Odor elimination efficiency according to duration in poultry farm division duration unit Hydrogen sulfide Mercaptan Analysis method Remarks Initial concentration ppm 24.3 4.7 GC-FID Analysis 0.5 hour ppm N.D N.D " 1 hours ppm 0.01 N.D " 4 hours ppm N.D 0.003 " 1 day ppm 0.10 N.D " 2 days ppm 0.03 0.002 " 3 days ppm 0.07 0.004 " 7 days ppm 0.15 0.003 " Average removal rate (%) 99.8 99.9

As described above, the deodorizing agent of the present invention is an inorganic oxidizing agent which is an excellent chemical activity by controlling the chemical activity of its own excellent deodorizing ability, high safety, excellent sustained effect can be used not only for industrial use but also for home use There is.

Claims (3)

A volatile organic compound and a deodorant composition for removing odors, comprising starch 10,000 to 30,000 mg / l, Na ₂ CO ₃ 30,000 to 80,000 mg / l, and CaCO ₃ 1,000 to 15,000 mg / l.

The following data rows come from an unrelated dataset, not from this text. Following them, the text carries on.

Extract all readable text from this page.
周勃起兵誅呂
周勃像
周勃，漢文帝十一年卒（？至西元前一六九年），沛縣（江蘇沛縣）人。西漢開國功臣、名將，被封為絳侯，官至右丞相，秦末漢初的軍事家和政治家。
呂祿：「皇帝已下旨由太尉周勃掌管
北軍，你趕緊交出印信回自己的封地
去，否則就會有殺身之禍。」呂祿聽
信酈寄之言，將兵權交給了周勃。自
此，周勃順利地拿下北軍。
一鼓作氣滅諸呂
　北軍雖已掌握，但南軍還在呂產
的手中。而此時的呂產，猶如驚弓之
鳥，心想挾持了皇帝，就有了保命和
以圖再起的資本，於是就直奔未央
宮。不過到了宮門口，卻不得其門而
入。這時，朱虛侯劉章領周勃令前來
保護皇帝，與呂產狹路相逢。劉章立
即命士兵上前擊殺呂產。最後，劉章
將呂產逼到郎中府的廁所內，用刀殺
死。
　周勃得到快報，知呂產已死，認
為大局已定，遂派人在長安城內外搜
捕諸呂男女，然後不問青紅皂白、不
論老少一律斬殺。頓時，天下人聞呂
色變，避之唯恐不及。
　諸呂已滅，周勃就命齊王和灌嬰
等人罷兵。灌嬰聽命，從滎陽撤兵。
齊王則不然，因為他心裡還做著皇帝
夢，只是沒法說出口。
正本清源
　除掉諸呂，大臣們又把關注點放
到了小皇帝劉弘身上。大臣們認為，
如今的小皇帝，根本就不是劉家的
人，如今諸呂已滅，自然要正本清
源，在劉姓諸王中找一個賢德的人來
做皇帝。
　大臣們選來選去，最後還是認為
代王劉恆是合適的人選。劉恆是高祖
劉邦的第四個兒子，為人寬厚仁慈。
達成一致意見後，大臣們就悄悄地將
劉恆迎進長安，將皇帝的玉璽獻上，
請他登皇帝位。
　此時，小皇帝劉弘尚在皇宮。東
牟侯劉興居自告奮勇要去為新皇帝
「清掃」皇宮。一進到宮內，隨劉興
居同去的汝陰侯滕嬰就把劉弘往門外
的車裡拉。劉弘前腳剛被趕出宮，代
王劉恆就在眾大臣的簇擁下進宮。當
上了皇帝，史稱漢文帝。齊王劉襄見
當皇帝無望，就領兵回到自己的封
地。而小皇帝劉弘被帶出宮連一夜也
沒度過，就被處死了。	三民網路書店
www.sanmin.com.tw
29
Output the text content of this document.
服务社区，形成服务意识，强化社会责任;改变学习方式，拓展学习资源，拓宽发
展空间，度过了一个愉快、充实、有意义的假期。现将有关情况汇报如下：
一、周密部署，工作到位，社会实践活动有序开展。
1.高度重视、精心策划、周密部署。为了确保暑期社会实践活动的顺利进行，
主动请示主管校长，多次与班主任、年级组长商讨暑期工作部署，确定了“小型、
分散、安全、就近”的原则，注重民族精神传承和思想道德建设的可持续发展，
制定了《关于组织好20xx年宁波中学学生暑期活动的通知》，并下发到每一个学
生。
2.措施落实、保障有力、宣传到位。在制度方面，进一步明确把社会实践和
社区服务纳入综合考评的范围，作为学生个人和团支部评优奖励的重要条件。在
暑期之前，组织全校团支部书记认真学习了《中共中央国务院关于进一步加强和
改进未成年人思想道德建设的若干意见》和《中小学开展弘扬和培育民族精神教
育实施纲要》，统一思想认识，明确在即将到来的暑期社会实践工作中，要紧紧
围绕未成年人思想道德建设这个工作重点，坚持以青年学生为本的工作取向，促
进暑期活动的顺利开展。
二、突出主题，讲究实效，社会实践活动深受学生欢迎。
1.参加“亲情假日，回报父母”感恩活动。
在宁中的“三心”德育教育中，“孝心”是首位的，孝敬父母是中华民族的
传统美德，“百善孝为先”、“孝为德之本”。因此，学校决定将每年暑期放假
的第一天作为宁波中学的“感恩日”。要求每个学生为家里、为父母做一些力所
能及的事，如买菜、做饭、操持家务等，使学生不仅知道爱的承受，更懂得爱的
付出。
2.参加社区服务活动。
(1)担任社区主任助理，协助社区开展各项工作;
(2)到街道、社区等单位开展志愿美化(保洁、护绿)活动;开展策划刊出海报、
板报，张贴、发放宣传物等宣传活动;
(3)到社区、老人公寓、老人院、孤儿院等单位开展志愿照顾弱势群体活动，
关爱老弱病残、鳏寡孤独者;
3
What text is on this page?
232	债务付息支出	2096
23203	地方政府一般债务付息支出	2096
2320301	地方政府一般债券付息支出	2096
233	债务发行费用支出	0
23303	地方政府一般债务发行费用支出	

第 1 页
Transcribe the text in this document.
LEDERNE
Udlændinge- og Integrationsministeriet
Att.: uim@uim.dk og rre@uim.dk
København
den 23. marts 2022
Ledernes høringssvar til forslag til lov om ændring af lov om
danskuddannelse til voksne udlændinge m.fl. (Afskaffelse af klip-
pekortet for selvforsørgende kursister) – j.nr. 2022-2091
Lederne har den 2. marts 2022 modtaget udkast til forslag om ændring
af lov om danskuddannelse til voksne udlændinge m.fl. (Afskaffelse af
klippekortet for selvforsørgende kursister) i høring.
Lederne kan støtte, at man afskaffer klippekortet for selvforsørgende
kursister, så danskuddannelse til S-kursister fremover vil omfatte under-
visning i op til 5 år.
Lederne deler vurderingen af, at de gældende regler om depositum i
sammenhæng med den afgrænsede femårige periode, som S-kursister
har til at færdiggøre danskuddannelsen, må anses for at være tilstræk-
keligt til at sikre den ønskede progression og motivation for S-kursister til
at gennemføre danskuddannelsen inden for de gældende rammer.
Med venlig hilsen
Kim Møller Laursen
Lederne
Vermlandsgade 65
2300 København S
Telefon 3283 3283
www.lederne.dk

The deodorant composition of claim 1, wherein the deodorant composition further comprises 500 to 2,000 mg / l of NaOCl. For removing volatile organic compounds and odors by reacting for 3 seconds to 10 minutes by mixing or spraying 100-5,000 mg / l of the deodorant composition according to claim 1 or 2 with respect to malodorous sources or volatile organic compounds. Method of using the deodorant composition.